A Big Tent

I’ve written recently about books by Upton Sinclair and John Steinbeck—these books, especially the former, were very much in the school of “populist” socialism.  Indeed, the big reason for the existence of socialism was the treatment of impoverished workers after the industrial revolution, It was driven by humanitarian and charitable impulses.

But then, you have the other sort of socialism, the one advocated by people like Oscar Wilde, who saw socialism as a way of establishing an intellectual aristocracy—people would be afforded comfortable livings from redistribution of wealth, and so have time for intellectual pursuits.  Now, admittedly Wilde saw this as a universal scheme, with the labor to be done by machines.  But then you had people like H.P. Lovecraft, who would probably want the division of labor to be based on racial lines, in keeping with their usual prejudices.  And people like George Bernard Shaw, who were a bit of both.

Socialism was very much in vogue among intellectuals in the late 1800s and early 1900s, but there were (at least) two distinct kinds of socialist thought: the populists, “help the workingman” socialism and the “socialism is the new aristocracy”, elitist socialism.

These really are two very different aims, and it’s odd that people with these aims should have found common cause.  But one of the things people didn’t realize—at least until the 1930s and ‘40s, at great cost—was that “socialism” was really a very flexible concept; which could be used in service of all sorts of ideologies.

I have no point here.  Just musing.

2 Comments

  1. Populism found it’s voice in William Jenning Bryant’s “Cross of Gold” speech. Most of the social changes Bryant advocated came to fruition in the New Deal- Social Security, minimum wage, regulation of banks, ending the gold standard. All were good things. It took thirty years for the robber barons to get things back to their Ebenezer Scrooge liking.

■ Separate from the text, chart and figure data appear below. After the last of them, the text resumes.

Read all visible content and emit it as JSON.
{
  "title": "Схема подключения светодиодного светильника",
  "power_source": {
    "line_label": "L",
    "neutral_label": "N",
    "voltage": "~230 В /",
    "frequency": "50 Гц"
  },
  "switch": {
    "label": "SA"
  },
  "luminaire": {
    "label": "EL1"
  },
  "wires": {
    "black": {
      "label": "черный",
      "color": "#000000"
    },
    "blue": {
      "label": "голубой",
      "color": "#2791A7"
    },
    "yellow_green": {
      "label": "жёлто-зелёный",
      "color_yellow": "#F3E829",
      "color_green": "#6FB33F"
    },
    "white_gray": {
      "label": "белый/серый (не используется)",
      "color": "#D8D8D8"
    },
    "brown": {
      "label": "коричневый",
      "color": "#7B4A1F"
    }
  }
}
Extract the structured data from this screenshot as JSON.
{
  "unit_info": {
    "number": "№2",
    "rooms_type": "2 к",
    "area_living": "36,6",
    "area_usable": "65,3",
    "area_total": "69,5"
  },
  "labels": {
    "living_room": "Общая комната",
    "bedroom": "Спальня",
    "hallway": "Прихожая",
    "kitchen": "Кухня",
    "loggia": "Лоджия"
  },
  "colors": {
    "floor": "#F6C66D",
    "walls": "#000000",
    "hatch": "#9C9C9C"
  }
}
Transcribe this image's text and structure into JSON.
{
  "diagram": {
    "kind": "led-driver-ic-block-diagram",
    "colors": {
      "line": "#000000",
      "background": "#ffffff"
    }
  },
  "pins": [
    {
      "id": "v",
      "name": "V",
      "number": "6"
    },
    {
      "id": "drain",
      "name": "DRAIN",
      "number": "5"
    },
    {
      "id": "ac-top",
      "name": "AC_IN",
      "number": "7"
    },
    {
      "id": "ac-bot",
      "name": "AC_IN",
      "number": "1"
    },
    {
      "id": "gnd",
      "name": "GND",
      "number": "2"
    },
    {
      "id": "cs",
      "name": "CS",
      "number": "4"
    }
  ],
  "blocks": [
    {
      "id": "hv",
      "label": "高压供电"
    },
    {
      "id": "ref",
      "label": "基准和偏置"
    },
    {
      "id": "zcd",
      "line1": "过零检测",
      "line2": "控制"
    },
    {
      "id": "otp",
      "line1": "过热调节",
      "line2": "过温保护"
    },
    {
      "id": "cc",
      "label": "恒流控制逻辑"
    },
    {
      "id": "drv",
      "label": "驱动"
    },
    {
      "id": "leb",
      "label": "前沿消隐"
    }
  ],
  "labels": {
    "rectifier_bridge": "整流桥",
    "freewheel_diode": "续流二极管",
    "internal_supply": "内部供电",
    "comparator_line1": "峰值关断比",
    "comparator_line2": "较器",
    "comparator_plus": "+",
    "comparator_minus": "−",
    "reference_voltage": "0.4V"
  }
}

    1. Yes–it’s interesting to watch how the ideas were advanced. Bryan and the Populists’ ideas were considered radical at the time, but many gradually became accepted, first in the “Progressive Era”, and then the New Deal.

      As you say, a lot of this has been rolled back during and since Reagan, but I’d argue that we still don’t see unfettered capitalism like existed in the 1880s and ’90s.